In the spirit of the Doctor

Since my arrest with Extinction Rebellion (for sitting on Waterloo Bridge) I have been astonished by the breadth of the support I’ve received, not just from rebels but people I’ve met in various contexts at different times in my life. It’s been heartening and moving, offering grounds for hope. I’m trying harder these days, as the Arctic burns and the permafrost melts, to tell the devastating but unavoidable truth – even though I’m a shy person who used to believe I hated parties. It’s easier on Facebook and Twitter, give or take the odd abusive jibe. In the spirit of truth telling I thought I should tell my publishers, Candy Jar, that I’m likely by the end of the year to have a criminal record. I gave them the opportunity by email to cancel my next contract…

When my phone rang in the supermarket it was the Head of Publishing, who was calling to tell me everyone in the office supports me and considers me ‘on the right side of history’ like the Suffragettes and Civil Rights movement. This was lovely enough, even before he made a request I didn’t see coming at all. He asked me to write a short story. He suggested that Lucy and Hobo, the characters I introduced to readers in Avatars of the Intelligence – the first of the Lucy Wilson Adventures – went to a climate protest…

I knew instantly that the answer was a definite yes. I knew I would take these two characters I love so much to Waterloo Bridge, which remains very vivid and beautiful in my mind. I would relive the rebellion I found so inspiring in a very different way from FOR LIFE, my free serialised novel for adults which concluded just before the April uprising began – different not just because this story would need to appeal to children as well as the adult Doctor Who fans who follow Lucy, but because I would have to bring in an element of sci-fi.

Over the next twenty-four hours, as I let ideas percolate, my uncertainty about whether such a blend would work – or was even appropriate – dissipated. I realised I didn’t have to sacrifice authenticity or my deeply serious intent. The Lucy I created is principled and courageous; Hobo is compassionate and deeply knowledgeable. He would know the science of climate breakdown better than most adults. They are both natural activists. The series grew out of Doctor Who, and Whovians are quite used to science fiction with real-world values. After all the last series, which I absolutely loved and which regularly made me cry, featured Rosa Parks. So my story follows something of a tradition. I’m in no doubt that Doctor Who would be a rebel for life trying to save life on earth from extinction. And the dark force trying to discredit the protestors by sci-fi means might remind readers of powerful and disturbing real-life forces with the same intention. For those who don’t need fantasy, my story can be seen as allegorical.

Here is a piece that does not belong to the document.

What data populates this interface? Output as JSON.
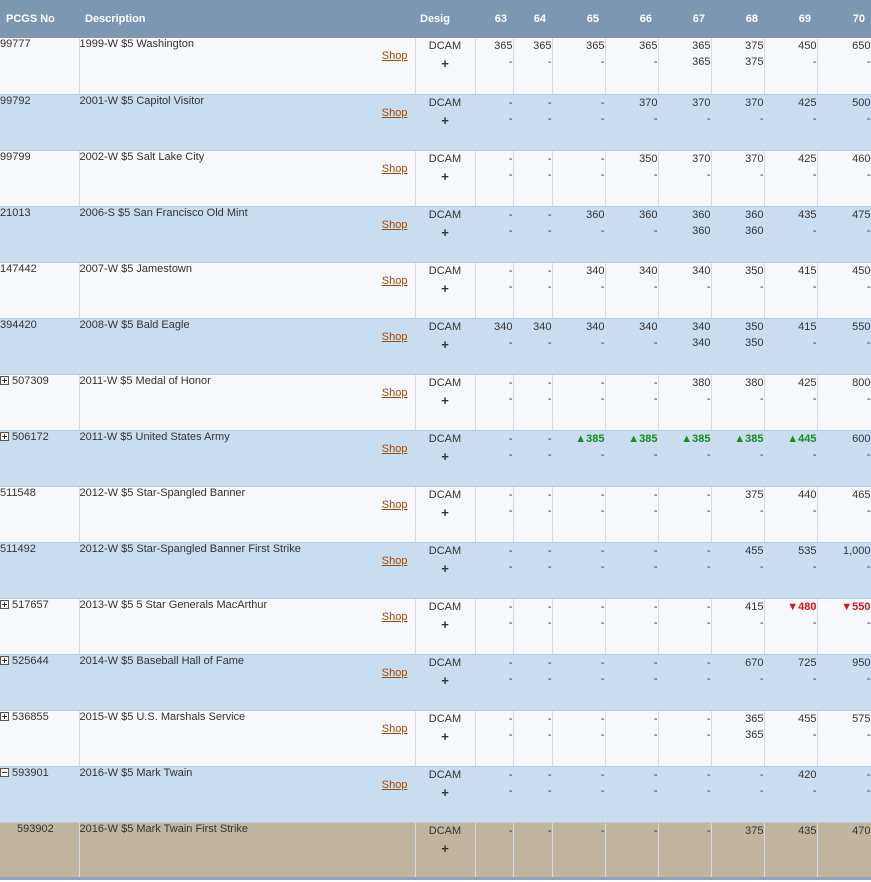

Having written the above, I received next day the edited version to accommodate details only Whovians would recognise, with a final sentence by Shaun Russell, Head of Publishing, which is chillingly clever. I thought at first that it hadn’t ended as I intended with the climate crisis – before I realised how cleverly it does. Thank you, Shaun. I then opened the press release, which made me cry.

I hope, whether or not you’re a rebel – and we’ll need thousands more this October, when the rebellion begins again on 7th – you enjoy it. It’s free.